Après le gel des salaires des fonctionnaires, le gouvernement grec a présenté une nouvelle proposition qui devrait faire grand bruit, pour sortir le pays de la crise financière.
Le ministre du Travail Andreas Loverdos a indiqué mardi souhaiter reculer de deux ans d'ici 2015 l'âge moyen de départ à la retraite pour le porter à 63 ans.
"Garder en vie" le système
"Il y aura une augmentation de 2 ans des limites de l'âge moyen des départs à la retraite, pour le porter d'ici 2015 à 63 ans en moyenne pour les hommes et les femmes", a précisé le ministre à l'issue d'une réunion d'une commission d'experts du ministère.
"Nous modifions le système des pensions afin de le garder en vie", a-t-il ajouté.
Andreas Loverdos s'est également engagé à mettre fin aux programmes de départs anticipés en retraite, financés par l'Etat, et qui ont largement fait plonger les comptes dans les rouge ces dernières années.
Renflouer les comptes
La réforme des pensions fait partie des mesures annoncées par la Grèce pour combler ses 290 milliards d'euros de déficit budgétaire.

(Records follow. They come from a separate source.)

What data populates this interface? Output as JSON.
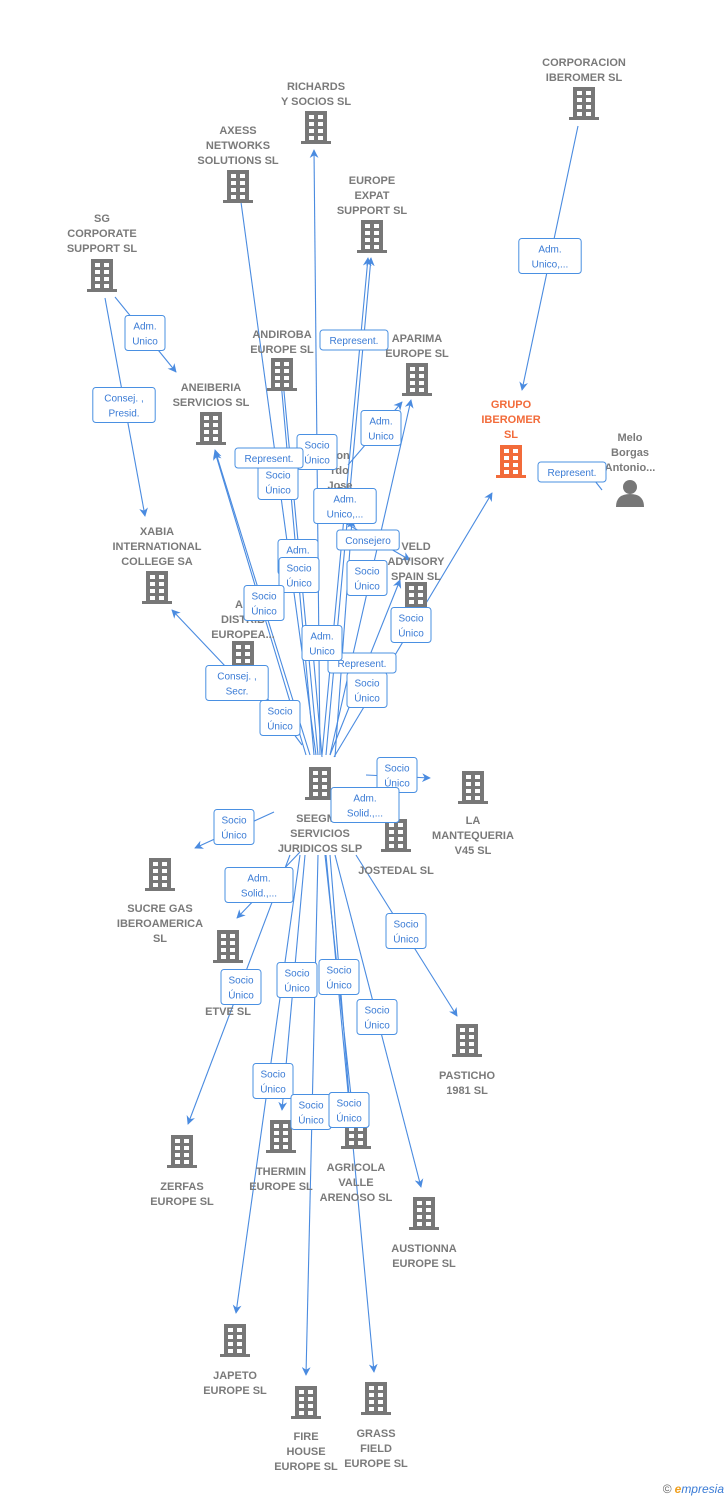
{
  "colors": {
    "company": "#777777",
    "highlight": "#f26b3a",
    "edge": "#4a8be0",
    "label": "#3a7bd5"
  },
  "nodes": [
    {
      "id": "corporacion-iberomer",
      "type": "company",
      "lines": [
        "CORPORACION",
        "IBEROMER  SL"
      ]
    },
    {
      "id": "richards",
      "type": "company",
      "lines": [
        "RICHARDS",
        "Y SOCIOS  SL"
      ]
    },
    {
      "id": "axess",
      "type": "company",
      "lines": [
        "AXESS",
        "NETWORKS",
        "SOLUTIONS  SL"
      ]
    },
    {
      "id": "europe-expat",
      "type": "company",
      "lines": [
        "EUROPE",
        "EXPAT",
        "SUPPORT  SL"
      ]
    },
    {
      "id": "sg-corporate",
      "type": "company",
      "lines": [
        "SG",
        "CORPORATE",
        "SUPPORT  SL"
      ]
    },
    {
      "id": "andiroba",
      "type": "company",
      "lines": [
        "ANDIROBA",
        "EUROPE  SL"
      ]
    },
    {
      "id": "aneiberia",
      "type": "company",
      "lines": [
        "ANEIBERIA",
        "SERVICIOS  SL"
      ]
    },
    {
      "id": "aparima",
      "type": "company",
      "lines": [
        "APARIMA",
        "EUROPE  SL"
      ]
    },
    {
      "id": "grupo-iberomer",
      "type": "company",
      "highlight": true,
      "lines": [
        "GRUPO",
        "IBEROMER",
        "SL"
      ]
    },
    {
      "id": "melo-borgas",
      "type": "person",
      "lines": [
        "Melo",
        "Borgas",
        "Antonio..."
      ]
    },
    {
      "id": "leon",
      "type": "person",
      "lines": [
        "eon",
        "rdo",
        "Jose"
      ]
    },
    {
      "id": "xabia",
      "type": "company",
      "lines": [
        "XABIA",
        "INTERNATIONAL",
        "COLLEGE SA"
      ]
    },
    {
      "id": "veld",
      "type": "company",
      "lines": [
        "VELD",
        "ADVISORY",
        "SPAIN  SL"
      ]
    },
    {
      "id": "ar-distrib",
      "type": "company",
      "lines": [
        "AR",
        "DISTRIB",
        "EUROPEA..."
      ]
    },
    {
      "id": "seegma",
      "type": "company",
      "lines": [
        "SEEGMA",
        "SERVICIOS",
        "JURIDICOS  SLP"
      ]
    },
    {
      "id": "la-mantequeria",
      "type": "company",
      "lines": [
        "LA",
        "MANTEQUERIA",
        "V45  SL"
      ]
    },
    {
      "id": "jostedal",
      "type": "company",
      "lines": [
        "JOSTEDAL  SL"
      ]
    },
    {
      "id": "sucre-gas",
      "type": "company",
      "lines": [
        "SUCRE GAS",
        "IBEROAMERICA",
        "SL"
      ]
    },
    {
      "id": "vi-gl-etve",
      "type": "company",
      "lines": [
        "VI",
        "GL",
        "ETVE  SL"
      ]
    },
    {
      "id": "pasticho",
      "type": "company",
      "lines": [
        "PASTICHO",
        "1981  SL"
      ]
    },
    {
      "id": "zerfas",
      "type": "company",
      "lines": [
        "ZERFAS",
        "EUROPE  SL"
      ]
    },
    {
      "id": "thermin",
      "type": "company",
      "lines": [
        "THERMIN",
        "EUROPE  SL"
      ]
    },
    {
      "id": "agricola",
      "type": "company",
      "lines": [
        "AGRICOLA",
        "VALLE",
        "ARENOSO  SL"
      ]
    },
    {
      "id": "austionna",
      "type": "company",
      "lines": [
        "AUSTIONNA",
        "EUROPE  SL"
      ]
    },
    {
      "id": "japeto",
      "type": "company",
      "lines": [
        "JAPETO",
        "EUROPE  SL"
      ]
    },
    {
      "id": "fire-house",
      "type": "company",
      "lines": [
        "FIRE",
        "HOUSE",
        "EUROPE  SL"
      ]
    },
    {
      "id": "grass-field",
      "type": "company",
      "lines": [
        "GRASS",
        "FIELD",
        "EUROPE  SL"
      ]
    }
  ],
  "edges": [
    {
      "from": 0,
      "to": 8,
      "label": "Adm.\nUnico,..."
    },
    {
      "from": 9,
      "to": 8,
      "label": "Represent."
    },
    {
      "from": 4,
      "to": 6,
      "label": "Adm.\nUnico"
    },
    {
      "from": 4,
      "to": 11,
      "label": "Consej. ,\nPresid."
    },
    {
      "from": 14,
      "to": 1,
      "label": "Socio\nÚnico"
    },
    {
      "from": 14,
      "to": 2,
      "label": "Socio\nÚnico"
    },
    {
      "from": 14,
      "to": 3,
      "label": "Represent."
    },
    {
      "from": 14,
      "to": 3,
      "label": "Adm.\nUnico,..."
    },
    {
      "from": 14,
      "to": 5,
      "label": "Adm.\nUnico"
    },
    {
      "from": 14,
      "to": 5,
      "label": "Socio\nÚnico"
    },
    {
      "from": 10,
      "to": 7,
      "label": "Adm.\nUnico"
    },
    {
      "from": 14,
      "to": 6,
      "label": "Represent."
    },
    {
      "from": 14,
      "to": 6,
      "label": "Socio\nÚnico"
    },
    {
      "from": 14,
      "to": 7,
      "label": "Socio\nÚnico"
    },
    {
      "from": 14,
      "to": 12,
      "label": "Consejero"
    },
    {
      "from": 14,
      "to": 12,
      "label": "Socio\nÚnico"
    },
    {
      "from": 14,
      "to": 8,
      "label": "Socio\nÚnico"
    },
    {
      "from": 14,
      "to": 10,
      "label": "Represent."
    },
    {
      "from": 14,
      "to": 13,
      "label": "Adm.\nUnico"
    },
    {
      "from": 13,
      "to": 11,
      "label": "Consej. ,\nSecr."
    },
    {
      "from": 14,
      "to": 13,
      "label": "Socio\nÚnico"
    },
    {
      "from": 14,
      "to": 15,
      "label": "Socio\nÚnico"
    },
    {
      "from": 14,
      "to": 16,
      "label": "Adm.\nSolid.,..."
    },
    {
      "from": 14,
      "to": 17,
      "label": "Socio\nÚnico"
    },
    {
      "from": 14,
      "to": 18,
      "label": "Adm.\nSolid.,..."
    },
    {
      "from": 14,
      "to": 19,
      "label": "Socio\nÚnico"
    },
    {
      "from": 14,
      "to": 20,
      "label": "Socio\nÚnico"
    },
    {
      "from": 14,
      "to": 21,
      "label": "Socio\nÚnico"
    },
    {
      "from": 14,
      "to": 22,
      "label": "Socio\nÚnico"
    },
    {
      "from": 14,
      "to": 23,
      "label": "Socio\nÚnico"
    },
    {
      "from": 14,
      "to": 24,
      "label": "Socio\nÚnico"
    },
    {
      "from": 14,
      "to": 25,
      "label": "Socio\nÚnico"
    },
    {
      "from": 14,
      "to": 22,
      "label": "Socio\nÚnico"
    },
    {
      "from": 14,
      "to": 26,
      "label": "Socio\nÚnico"
    }
  ],
  "footer": {
    "copyright": "©",
    "brand_initial": "e",
    "brand_rest": "mpresia"
  }
}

L'âge légal de départ en retraite, selon une réforme de 2008, est fixé à 60 ans pour les femmes et 65 ans pour les hommes. De nombreuses exceptions existent cependant pour certaines catégories de métiers considérés comme difficiles.
Les femmes fonctionnaires divorcées, veuves, célibataires ou ayant des enfants à charge peuvent de leur côté prendre leur retraite anticipée après seulement 15 ou 17 ans d'activité, alors que la norme est en principe fixée à 25 ans.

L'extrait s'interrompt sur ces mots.